A Federação Internacional de Automobilismo (FIA) decidiu tomar medidas após os incidentes relacionados à asa traseira rotativa da equipe Red Bull na Fórmula 1. O acidente de Max Verstappen durante o Grande Prêmio da Inglaterra, que foi causado por uma falha nesse componente, motivou a entidade a solicitar esclarecimentos tanto à Red Bull quanto à Ferrari. O objetivo é verificar se os projetos dessas duas equipes estão em conformidade com as exigências de segurança estabelecidas.

Objetivo da Investigação

Essa iniciativa, por enquanto, não caracteriza uma investigação formal destinada a alterar o regulamento vigente. O foco da FIA é compreender melhor o funcionamento do conceito conhecido como "asa macarena", que foi introduzido pelas equipes na atual temporada. Dependendo das conclusões obtidas, a entidade pode avaliar futuramente a necessidade de novas inspeções ou até mesmo alterações nas regras, caso o sistema apresente riscos, mesmo que esteja em conformidade com as normas atuais.
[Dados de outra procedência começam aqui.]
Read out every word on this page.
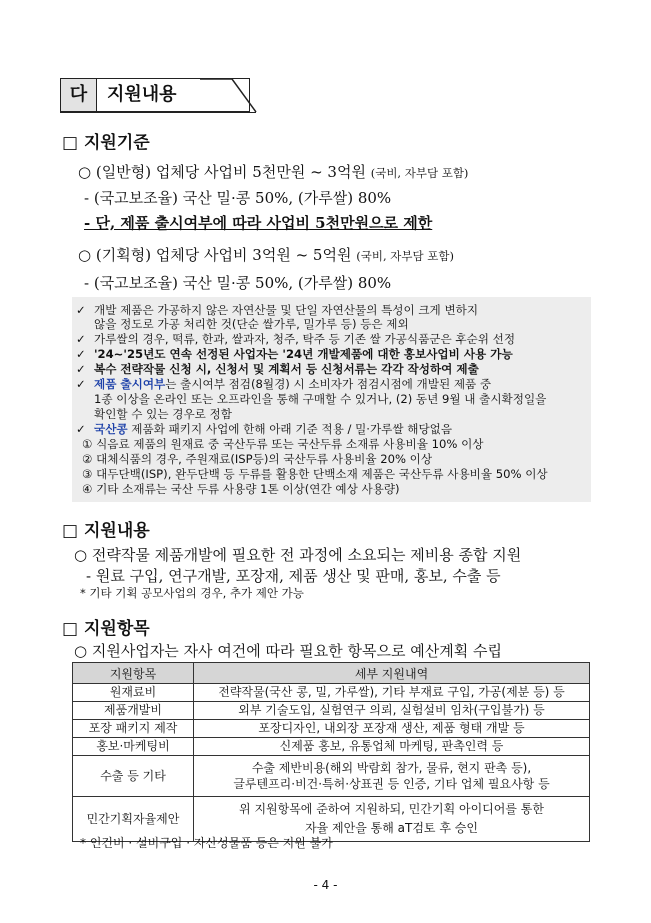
다	지원내용
□ 지원기준
○ (일반형) 업체당 사업비 5천만원 ~ 3억원 (국비, 자부담 포함)
- (국고보조율) 국산 밀·콩 50%, (가루쌀) 80%
- 단, 제품 출시여부에 따라 사업비 5천만원으로 제한
○ (기획형) 업체당 사업비 3억원 ~ 5억원 (국비, 자부담 포함)
- (국고보조율) 국산 밀·콩 50%, (가루쌀) 80%
✓ 개발 제품은 가공하지 않은 자연산물 및 단일 자연산물의 특성이 크게 변하지
않을 정도로 가공 처리한 것(단순 쌀가루, 밀가루 등) 등은 제외
✓ 가루쌀의 경우, 떡류, 한과, 쌀과자, 청주, 탁주 등 기존 쌀 가공식품군은 후순위 선정
✓ '24~'25년도 연속 선정된 사업자는 '24년 개발제품에 대한 홍보사업비 사용 가능
✓ 복수 전략작물 신청 시, 신청서 및 계획서 등 신청서류는 각각 작성하여 제출
✓ 제품 출시여부는 출시여부 점검(8월경) 시 소비자가 점검시점에 개발된 제품 중
1종 이상을 온라인 또는 오프라인을 통해 구매할 수 있거나, (2) 동년 9월 내 출시확정일을
확인할 수 있는 경우로 정함
✓ 국산콩 제품화 패키지 사업에 한해 아래 기준 적용 / 밀·가루쌀 해당없음
① 식음료 제품의 원재료 중 국산두류 또는 국산두류 소재류 사용비율 10% 이상
② 대체식품의 경우, 주원재료(ISP등)의 국산두류 사용비율 20% 이상
③ 대두단백(ISP), 완두단백 등 두류를 활용한 단백소재 제품은 국산두류 사용비율 50% 이상
④ 기타 소재류는 국산 두류 사용량 1톤 이상(연간 예상 사용량)
□ 지원내용
○ 전략작물 제품개발에 필요한 전 과정에 소요되는 제비용 종합 지원
- 원료 구입, 연구개발, 포장재, 제품 생산 및 판매, 홍보, 수출 등
* 기타 기획 공모사업의 경우, 추가 제안 가능
□ 지원항목
○ 지원사업자는 자사 여건에 따라 필요한 항목으로 예산계획 수립
지원항목	세부 지원내역
원재료비	전략작물(국산 콩, 밀, 가루쌀), 기타 부재료 구입, 가공(제분 등) 등
제품개발비	외부 기술도입, 실험연구 의뢰, 실험설비 임차(구입불가) 등
포장 패키지 제작	포장디자인, 내외장 포장재 생산, 제품 형태 개발 등
홍보·마케팅비	신제품 홍보, 유통업체 마케팅, 판촉인력 등
수출 등 기타	수출 제반비용(해외 박람회 참가, 물류, 현지 판촉 등),
글루텐프리·비건·특허·상표권 등 인증, 기타 업체 필요사항 등

민간기획자율제안	위 지원항목에 준하여 지원하되, 민간기획 아이디어를 통한
자율 제안을 통해 aT검토 후 승인
* 인건비 · 설비구입 · 자산성물품 등은 지원 불가
- 4 -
Desenvolvimento da Asa Traseira Rotativa

A equipe Ferrari foi pioneira no desenvolvimento da asa traseira rotativa para o sistema de aerodinâmica ativa durante os testes de pré-temporada realizados no Bahrein. Embora a estreia desse componente estivesse programada para o Grande Prêmio da China, ele foi utilizado pela primeira vez somente no GP de Miami. A Red Bull também apresentou sua versão na mesma prova, mas o diretor técnico Pierre Waché destacou que o projeto da Red Bull não foi inspirado no modelo da Ferrari. Segundo Waché, a versão da Red Bull estava em desenvolvimento desde novembro de 2025 e utiliza um mecanismo de rotação em sentido oposto.



Funcionamento do Conceito

O conceito desenvolvido pela Red Bull permite uma abertura maior quando o sistema é acionado, o que resulta na redução do arrasto nas retas. Apesar de a Ferrari não ter registrado falhas em seu componente, Max Verstappen enfrentou problemas durante a classificação do GP da Áustria e, posteriormente, no GP da Inglaterra, quando o piloto rodou sozinho em razão de um defeito na asa traseira. A equipe afirma que os dois incidentes tiveram causas distintas, porém Verstappen considerou a situação "extremamente perigosa".
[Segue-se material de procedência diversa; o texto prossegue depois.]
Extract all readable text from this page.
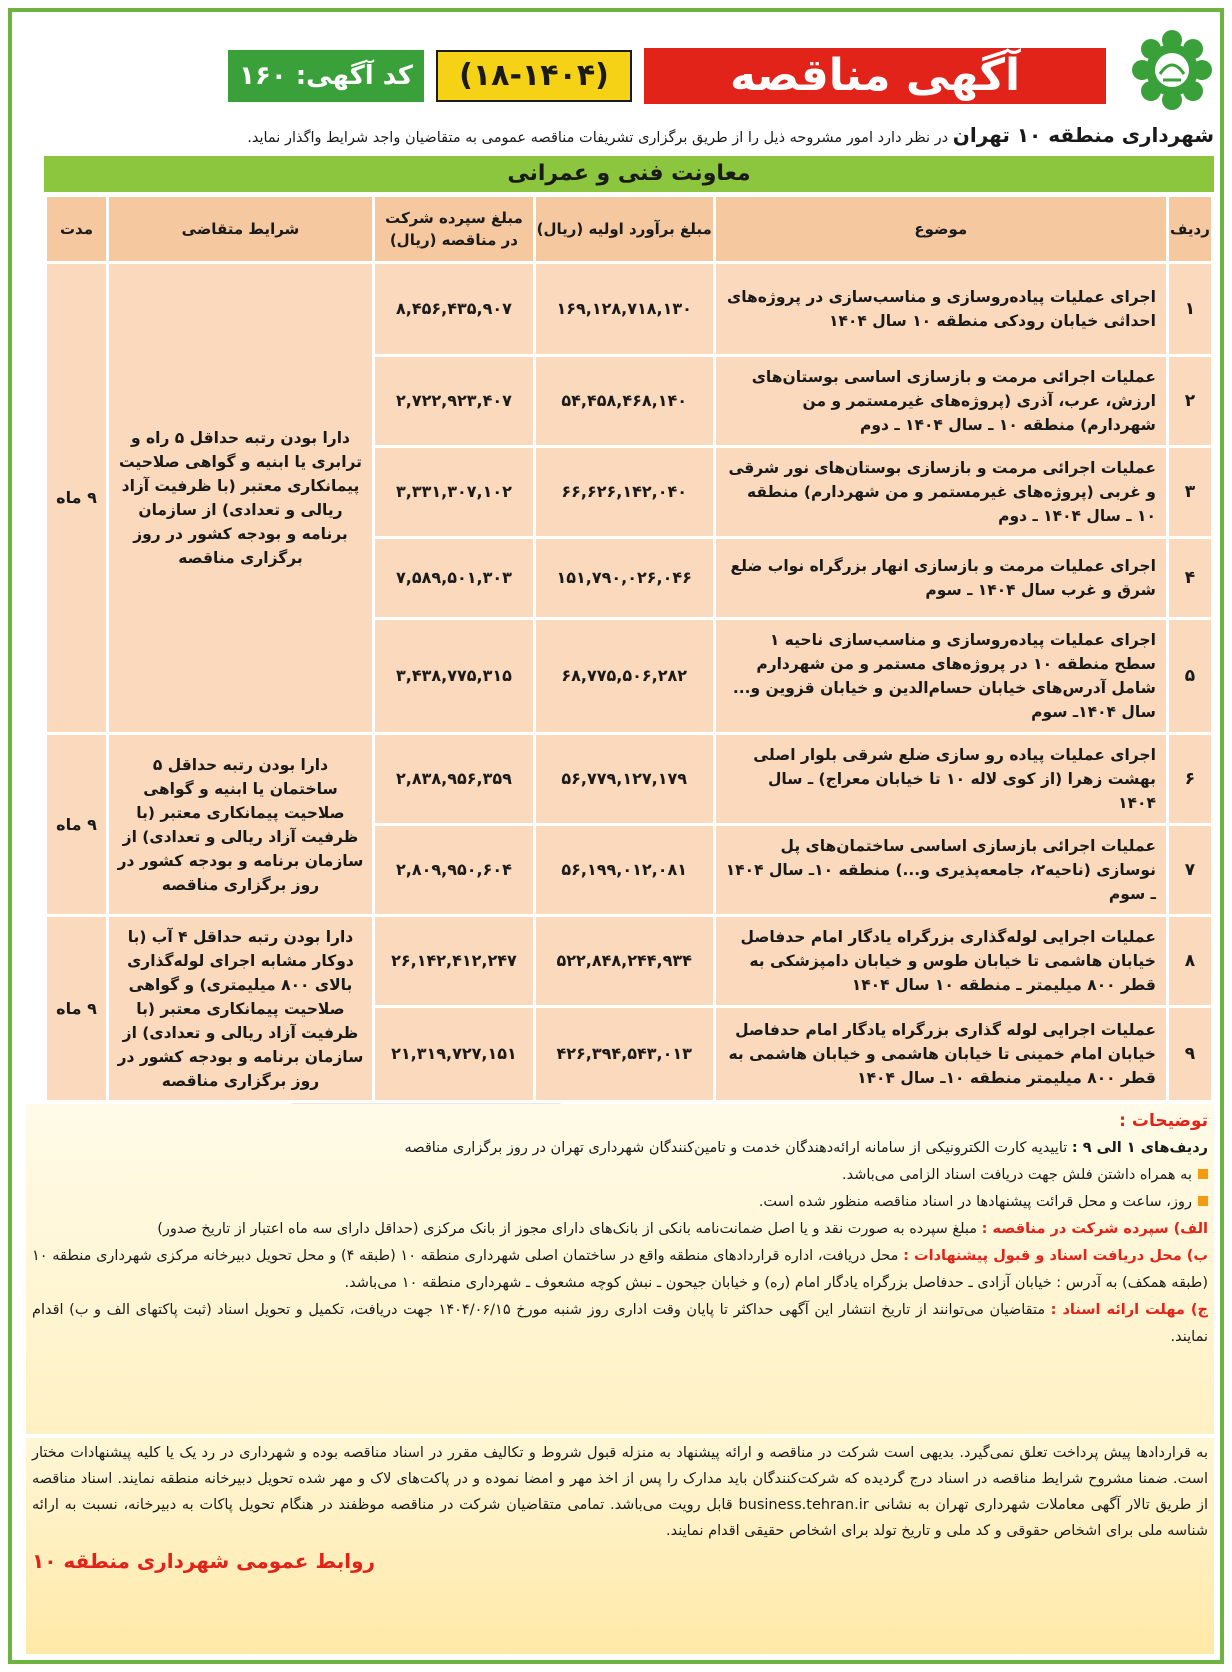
آگهی مناقصه
(۱۸-۱۴۰۴)
کد آگهی: ۱۶۰
شهرداری منطقه ۱۰ تهران در نظر دارد امور مشروحه ذیل را از طریق برگزاری تشریفات مناقصه عمومی به متقاضیان واجد شرایط واگذار نماید.
معاونت فنی و عمرانی
ردیف	موضوع	مبلغ برآورد اولیه (ریال)	مبلغ سپرده شرکت در مناقصه (ریال)	شرایط متقاضی	مدت
۱	اجرای عملیات پیاده‌روسازی و مناسب‌سازی در پروژه‌های احداثی خیابان رودکی منطقه ۱۰ سال ۱۴۰۴	۱۶۹,۱۲۸,۷۱۸,۱۳۰	۸,۴۵۶,۴۳۵,۹۰۷	دارا بودن رتبه حداقل ۵ راه و ترابری یا ابنیه و گواهی صلاحیت پیمانکاری معتبر (با ظرفیت آزاد ریالی و تعدادی) از سازمان برنامه و بودجه کشور در روز برگزاری مناقصه	۹ ماه
۲	عملیات اجرائی مرمت و بازسازی اساسی بوستان‌های ارزش، عرب، آذری (پروژه‌های غیرمستمر و من شهردارم) منطقه ۱۰ ـ سال ۱۴۰۴ ـ دوم	۵۴,۴۵۸,۴۶۸,۱۴۰	۲,۷۲۲,۹۲۳,۴۰۷		
۳	عملیات اجرائی مرمت و بازسازی بوستان‌های نور شرقی و غربی (پروژه‌های غیرمستمر و من شهردارم) منطقه ۱۰ ـ سال ۱۴۰۴ ـ دوم	۶۶,۶۲۶,۱۴۲,۰۴۰	۳,۳۳۱,۳۰۷,۱۰۲		
۴	اجرای عملیات مرمت و بازسازی انهار بزرگراه نواب ضلع شرق و غرب سال ۱۴۰۴ ـ سوم	۱۵۱,۷۹۰,۰۲۶,۰۴۶	۷,۵۸۹,۵۰۱,۳۰۳		
۵	اجرای عملیات پیاده‌روسازی و مناسب‌سازی ناحیه ۱ سطح منطقه ۱۰ در پروژه‌های مستمر و من شهردارم شامل آدرس‌های خیابان حسام‌الدین و خیابان قزوین و... سال ۱۴۰۴ـ سوم	۶۸,۷۷۵,۵۰۶,۲۸۲	۳,۴۳۸,۷۷۵,۳۱۵		
۶	اجرای عملیات پیاده رو سازی ضلع شرقی بلوار اصلی بهشت زهرا (از کوی لاله ۱۰ تا خیابان معراج) ـ سال ۱۴۰۴	۵۶,۷۷۹,۱۲۷,۱۷۹	۲,۸۳۸,۹۵۶,۳۵۹	دارا بودن رتبه حداقل ۵ ساختمان یا ابنیه و گواهی صلاحیت پیمانکاری معتبر (با ظرفیت آزاد ریالی و تعدادی) از سازمان برنامه و بودجه کشور در روز برگزاری مناقصه	۹ ماه
۷	عملیات اجرائی بازسازی اساسی ساختمان‌های پل نوسازی (ناحیه۲، جامعه‌پذیری و...) منطقه ۱۰ـ سال ۱۴۰۴ ـ سوم	۵۶,۱۹۹,۰۱۲,۰۸۱	۲,۸۰۹,۹۵۰,۶۰۴		
۸	عملیات اجرایی لوله‌گذاری بزرگراه یادگار امام حدفاصل خیابان هاشمی تا خیابان طوس و خیابان دامپزشکی به قطر ۸۰۰ میلیمتر ـ منطقه ۱۰ سال ۱۴۰۴	۵۲۲,۸۴۸,۲۴۴,۹۳۴	۲۶,۱۴۲,۴۱۲,۲۴۷	دارا بودن رتبه حداقل ۴ آب (با دوکار مشابه اجرای لوله‌گذاری بالای ۸۰۰ میلیمتری) و گواهی صلاحیت پیمانکاری معتبر (با ظرفیت آزاد ریالی و تعدادی) از سازمان برنامه و بودجه کشور در روز برگزاری مناقصه	۹ ماه
۹	عملیات اجرایی لوله گذاری بزرگراه یادگار امام حدفاصل خیابان امام خمینی تا خیابان هاشمی و خیابان هاشمی به قطر ۸۰۰ میلیمتر منطقه ۱۰ـ سال ۱۴۰۴	۴۲۶,۳۹۴,۵۴۳,۰۱۳	۲۱,۳۱۹,۷۲۷,۱۵۱		
توضیحات :
ردیف‌های ۱ الی ۹ : تاییدیه کارت الکترونیکی از سامانه ارائه‌دهندگان خدمت و تامین‌کنندگان شهرداری تهران در روز برگزاری مناقصه
به همراه داشتن فلش جهت دریافت اسناد الزامی می‌باشد.
روز، ساعت و محل قرائت پیشنهادها در اسناد مناقصه منظور شده است.
الف) سپرده شرکت در مناقصه : مبلغ سپرده به صورت نقد و یا اصل ضمانت‌نامه بانکی از بانک‌های دارای مجوز از بانک مرکزی (حداقل دارای سه ماه اعتبار از تاریخ صدور)
ب) محل دریافت اسناد و قبول پیشنهادات : محل دریافت، اداره قراردادهای منطقه واقع در ساختمان اصلی شهرداری منطقه ۱۰ (طبقه ۴) و محل تحویل دبیرخانه مرکزی شهرداری منطقه ۱۰ (طبقه همکف) به آدرس : خیابان آزادی ـ حدفاصل بزرگراه یادگار امام (ره) و خیابان جیحون ـ نبش کوچه مشعوف ـ شهرداری منطقه ۱۰ می‌باشد.
ج) مهلت ارائه اسناد : متقاضیان می‌توانند از تاریخ انتشار این آگهی حداکثر تا پایان وقت اداری روز شنبه مورخ ۱۴۰۴/۰۶/۱۵ جهت دریافت، تکمیل و تحویل اسناد (ثبت پاکتهای الف و ب) اقدام نمایند.
به قراردادها پیش پرداخت تعلق نمی‌گیرد. بدیهی است شرکت در مناقصه و ارائه پیشنهاد به منزله قبول شروط و تکالیف مقرر در اسناد مناقصه بوده و شهرداری در رد یک یا کلیه پیشنهادات مختار است. ضمنا مشروح شرایط مناقصه در اسناد درج گردیده که شرکت‌کنندگان باید مدارک را پس از اخذ مهر و امضا نموده و در پاکت‌های لاک و مهر شده تحویل دبیرخانه منطقه نمایند. اسناد مناقصه از طریق تالار آگهی معاملات شهرداری تهران به نشانی business.tehran.ir قابل رویت می‌باشد. تمامی متقاضیان شرکت در مناقصه موظفند در هنگام تحویل پاکات به دبیرخانه، نسبت به ارائه شناسه ملی برای اشخاص حقوقی و کد ملی و تاریخ تولد برای اشخاص حقیقی اقدام نمایند.
روابط عمومی شهرداری منطقه ۱۰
Análise dos Requisitos de Segurança

Um dos aspectos que a FIA está analisando é o cumprimento da exigência de que a asa retorne à posição fechada em um tempo máximo de 400 milissegundos após o comando da unidade de controle eletrônica padrão (ECU). O regulamento estipula que esse processo deve ser controlado exclusivamente pela ECU homologada pela FIA e que o tempo de retorno deve ser verificado por um sensor de posição instalado no sistema.

Diálogo com as Equipes

No momento, o foco da FIA é estabelecer um diálogo com a Ferrari e a Red Bull para confirmar que todos os requisitos de segurança estão sendo respeitados. Somente após essa fase será avaliada a necessidade de adotar novas medidas. Embora exista a possibilidade de que o conceito venha a ser proibido no futuro, essa alternativa não está sendo considerada nesta análise atual.

Revisão Interna da Red Bull

A Red Bull também anunciou que realizará uma revisão interna do componente antes do GP da Bélgica. Laurent Mekies, um dos responsáveis pela equipe, afirmou: "Vamos revisar toda essa área para garantir que não haja absolutamente nenhuma chance de isso acontecer novamente. Faremos tudo o que for necessário para garantir a máxima segurança."

Interesses das Outras Equipes

O interesse da FIA em relação ao conceito de asa traseira rotativa é crescente, especialmente porque outras equipes também estão desenvolvendo soluções semelhantes. A McLaren, por exemplo, levou sua versão da asa rotativa ao GP da Áustria, mas decidiu não utilizá-la por considerar que o projeto ainda não estava pronto. Na corrida em Silverstone, a equipe manteve a mesma decisão, devido ao formato Sprint do fim de semana. No entanto, espera-se que a estreia do componente ocorra no GP de Spa. De acordo com informações do Motorsport.com, neste momento, o pedido de esclarecimentos da FIA envolve apenas a Ferrari e a Red Bull.